The answer to the question of whether COVID-19 can be legally considered as an event of force majeure or an Act of God under Mexican law will depend on the following: i) whether the situation makes it absolutely and directly impossible to perform required obligations; ii) whether at the time of entering into such obligations, it was impossible to foresee the circumstance; and iii) whether the damages were clearly caused by matters beyond the parties’ control.

Based on the above, one can preliminarily conclude that Mexican law would not excuse performance and allow for a contract to be breached or terminated if the COVID-19 impacts only complicate performance of a contract, or if necessary measures are not or have not been taken to prevent a breach. A force majeure defense under Mexican law is even less available if a party knowingly allows the circumstances of the pandemic to affect its ability to perform its obligations.

Therefore, we recommend taking the following preventive measures to mitigate the impact of conditions and risks arising as a result of COVID-19:

1) Review each contract, agreement, purchase order, and any executed document to determine whether such contain any provisions limiting liability or exempting the parties from liability in the case of an event of force majeure or an Act of God, and with the intention of complying with the terms stipulated in the contract.

2) If force majeure provisions do not exist in the agreement or respective document, give immediate written notice to the other party of the occurrence of the extraordinary and insurmountable event that seriously affects the performance of contractual obligations. If one asserts a force majeure or unpredictability defense with respect to civil contracts, it is important to note that such right must be invoked within a certain time period (for example, in Mexico City an extraordinary event must be notified or alleged within 30 days of the event). In either case, it is generally recommendable for the party at risk of breaching the agreement to approach the other party to discuss the matter and potentially reach an agreement. These communications should be documented in writing in case they are needed later to evidence the parties’ communications.

3) All businesses and parties should take measures to mitigate risks and potential losses and undertake planning on how to handle a prolonged COVID-19 pandemic.

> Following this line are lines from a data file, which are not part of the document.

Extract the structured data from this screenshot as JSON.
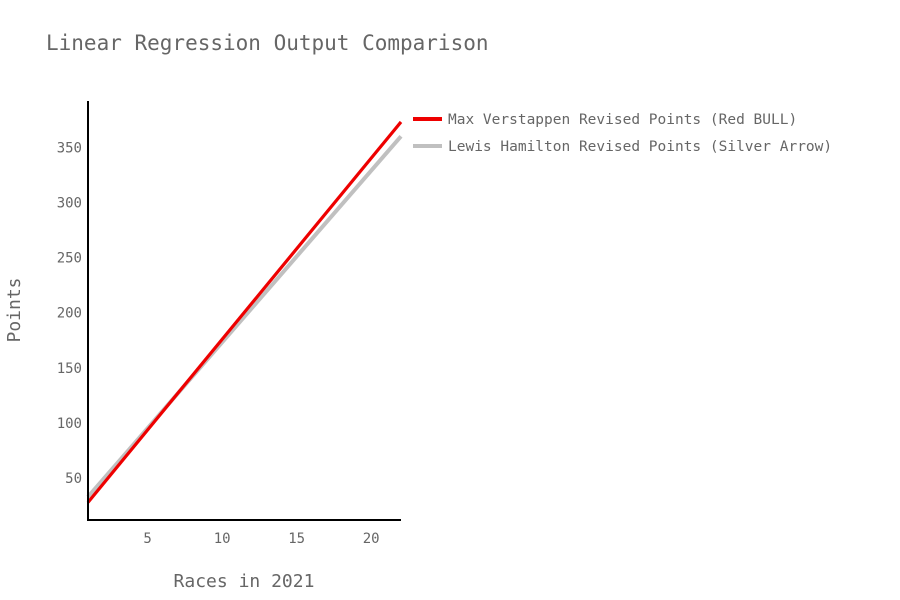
{
  "chart_data": {
    "type": "line",
    "title": "Linear Regression Output Comparison",
    "xlabel": "Races in 2021",
    "ylabel": "Points",
    "xlim": [
      1,
      22
    ],
    "ylim": [
      12,
      392
    ],
    "x_ticks": [
      5,
      10,
      15,
      20
    ],
    "y_ticks": [
      50,
      100,
      150,
      200,
      250,
      300,
      350
    ],
    "grid": false,
    "legend_position": "right",
    "series": [
      {
        "name": "Max Verstappen Revised Points (Red BULL)",
        "color": "#ee0000",
        "x": [
          1,
          22
        ],
        "y": [
          28,
          373
        ]
      },
      {
        "name": "Lewis Hamilton Revised Points (Silver Arrow)",
        "color": "#c0c0c0",
        "x": [
          1,
          22
        ],
        "y": [
          33,
          360
        ]
      }
    ]
  }
}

4) It is essential to review the terms and the extent of coverage under current insurance policies in order to analyze coverage in the event of a claim.

5) Finally, businesses should try to limit breaches of contractual obligations to as little as possible, as it may become difficult later to prove that a breach was directly caused by the virus. Therefore, we recommended that all kinds of evidence such as, documents, regulations, recommendations, resolutions, and publications from federal, state and local authorities from the affected places and/or countries, be saved and archived in case such are needed to show a justifiable excuse for the breach of an obligation caused by the COVID-19 pandemic.